ATA/147/2003 du 18.03.2003 ( FIN ) , ADMIS

Descripteurs : FIN
En fait
En droit

 

 

 

 

 

 

 

 

 

 

 

du 18 mars 2003

 

 

 

dans la cause

 

 

ADMINISTRATION FISCALE CANTONALE

 

 

 

contre

 

 

COMMISSION CANTONALE DE RECOURS EN MATIÈRE D'IMPÔTS

 

et

 

Monsieur G_____

représenté par H_____ Fiduciaire et Révision SA, mandataire

 

 

 

___________

A/720/2002-FIN



EN FAIT

 

 

1. M. G_____ (ci-après: M. G_____ ou le contribuable) est administrateur de sociétés.

 

2. Dans sa déclaration fiscale ICC 1995, M. G_____ a mentionné, pour mémoire, dans la formule de l'état de titres, parmi d'autres éléments, une créance postposée de CHF 348'500.- contre la société R_____ S.A. (ci-après: R_____ ou la société)

 

3. Le 28 décembre 1995, l'administration fiscale cantonale (ci-après: l'AFC) a notifié au contribuable un bordereau de taxation provisoire 1995 calculé notamment sur une fortune imposable de CHF 2'147'500.-

 

4. Le 9 avril 1996 l'AFC a établi un bordereau de taxation définitive faisant état d'une fortune imposable de CHF 2'137'846.-.

 

5. En procédant à la taxation, l'AFC n'a pas tenu compte de la créance notée pour mémoire à l'encontre de R_____. Elle a considéré que la valeur de cette créance était égale à zéro.

 

6. Par pli recommandé du 27 février 1997, l'AFC a avisé les époux G_____ de l'ouverture d'une procédure de vérification de leur déclaration ICC 1995 en vertu de l'article 333 alinéa 1 de la loi générale sur les contributions publiques du 9 novembre 1887 (LCP - D 3 05).

 

En effet, l'AFC avait constaté que le contribuable n'avait pas déclaré dans l'état des titres le compte courant actionnaire de CHF 3'485'009,68 qu'il avait auprès de R_____ en 1994. Pour l'impôt cantonal et communal, cette somme était considérée comme un élément de la fortune imposable et, partant, devait être prise en compte pour le calcul de l'impôt.

 

7. Le 2 mai 1997, suite à la vérification, l'AFC a adressé au contribuable un bordereau rectificatif 1995 calculé sur une fortune imposable portée à CHF 5'568'132.-. S'ensuivait un supplément d'impôts de CHF 32'688,60. Le bordereau rectificatif était accompagné d'un bordereau d'intérêts de retard s'élevant à CHF 2'188.-.

 

8. Le 5 mai 1997, H_____ fiduciaire & révision S.A. (ci-après: la fiduciaire ou le mandataire) a fait parvenir à l'AFC le rapport de l'organe de révision de R_____ et le procès-verbal de l'assemblée générale de la société du 5 mars 1997. Il ressortait de ce dernier document que la créance de M. G_____ était postposée à concurrence de CHF 3'000'000.-.

 

9. Le contribuable a déposé une réclamation à l'encontre du bordereau rectificatif en date du 2 juin 1997. Il faisait valoir qu'au vu de la situation financière de la société, il avait postposé sa créance à hauteur de CHF 3'000'000.-. Comme les plans de redressement de R_____ n'avaient pas abouti favorablement, il n'avait pas la possibilité de recouvrer la créance.

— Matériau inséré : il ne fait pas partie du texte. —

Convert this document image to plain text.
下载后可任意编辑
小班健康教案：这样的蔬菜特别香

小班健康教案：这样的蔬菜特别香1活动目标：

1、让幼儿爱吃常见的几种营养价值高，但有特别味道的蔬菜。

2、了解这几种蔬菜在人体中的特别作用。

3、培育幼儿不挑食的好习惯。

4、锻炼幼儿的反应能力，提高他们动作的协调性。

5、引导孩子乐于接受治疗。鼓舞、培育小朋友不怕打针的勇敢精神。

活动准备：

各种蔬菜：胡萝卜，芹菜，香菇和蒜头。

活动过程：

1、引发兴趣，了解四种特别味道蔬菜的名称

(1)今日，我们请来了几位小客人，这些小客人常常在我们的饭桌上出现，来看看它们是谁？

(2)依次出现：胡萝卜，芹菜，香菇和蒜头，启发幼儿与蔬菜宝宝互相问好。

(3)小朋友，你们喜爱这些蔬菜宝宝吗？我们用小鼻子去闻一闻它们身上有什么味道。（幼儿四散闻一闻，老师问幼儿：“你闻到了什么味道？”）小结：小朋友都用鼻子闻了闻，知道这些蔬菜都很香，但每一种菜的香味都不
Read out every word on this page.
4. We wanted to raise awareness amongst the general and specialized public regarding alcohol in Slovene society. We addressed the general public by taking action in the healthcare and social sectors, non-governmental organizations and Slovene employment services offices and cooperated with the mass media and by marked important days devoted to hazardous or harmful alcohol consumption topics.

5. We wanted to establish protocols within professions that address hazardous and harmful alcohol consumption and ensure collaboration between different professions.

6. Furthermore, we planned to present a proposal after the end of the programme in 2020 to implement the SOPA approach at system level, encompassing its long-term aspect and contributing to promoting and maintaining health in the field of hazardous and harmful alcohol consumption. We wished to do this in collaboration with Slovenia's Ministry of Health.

En conséquence il demandait que le montant postposé ne soit pas inclu dans la fortune imposable.

 

10. Dans sa décision sur réclamation du 14 juillet 2000, l'AFC a maintenu la taxation au motif qu'aussi longtemps qu'il n'y avait pas eu abandon définitif de la créance, celle-ci devait être imposée conformément à l'article 35 LCP.

 

11. Un recours a été interjeté à l'encontre de cette décision auprès de la Commission cantonale de recours en matière d'impôts (ci-après: CCRMI) en date du 10 août 2000.

 

Le contribuable a fait valoir qu'il avait indiqué pour mémoire uniquement la créance postposée dans sa déclaration fiscale, parce que sa valeur économique était nulle puisque la société était surendettée. Economiquement, la postposition équivalait à la renonciation au remboursement. Par la suite, il avait formellement abandonné sa créance puisqu'il n'y avait aucune chance de remboursement. Il lui était impossible de produire copie de la postposition, de l'abandon de la créance ainsi que du bilan de la société étant donné que ces documents avaient été saisis par le juge dans le cadre de l'instruction en cours à l'encontre de M. N_____ G_____, frère du contribuable. M. G_____ concluait à l'annulation de la décision de l'AFC.

 

12. Dans son écriture du 13 décembre 2000, l'AFC s'est prévalue de l'article 45 alinéa 1 et 7 LCP. Elle faisait valoir que les créances non cotées en bourse étaient estimées à leur valeur nominale. Si elles étaient litigieuses ou douteuses, il était tenu compte du degré de probabilité de leur recouvrement. La créance litigieuse figurait dans les comptes de R_____ au 31 décembre 1994. Elle n'avait été postposée que le 20 mars 1995. Le contribuable n'ayant pas établi que la créance était compromise au 31 décembre 1994, l'AFC concluait au rejet du recours.

 

13. Suite à la demande formée le 23 avril 2002 par la CCRMI, le mandataire de M. G_____ lui a transmis copie du rapport de l'organe de révision concernant les comptes de l'exercice 1994 de R_____ et copie de la convention de postposition du 20 mars 1995 faisant état de la postposition de la créance de M. G_____ à l'encontre de R_____ au 31 décembre 1994.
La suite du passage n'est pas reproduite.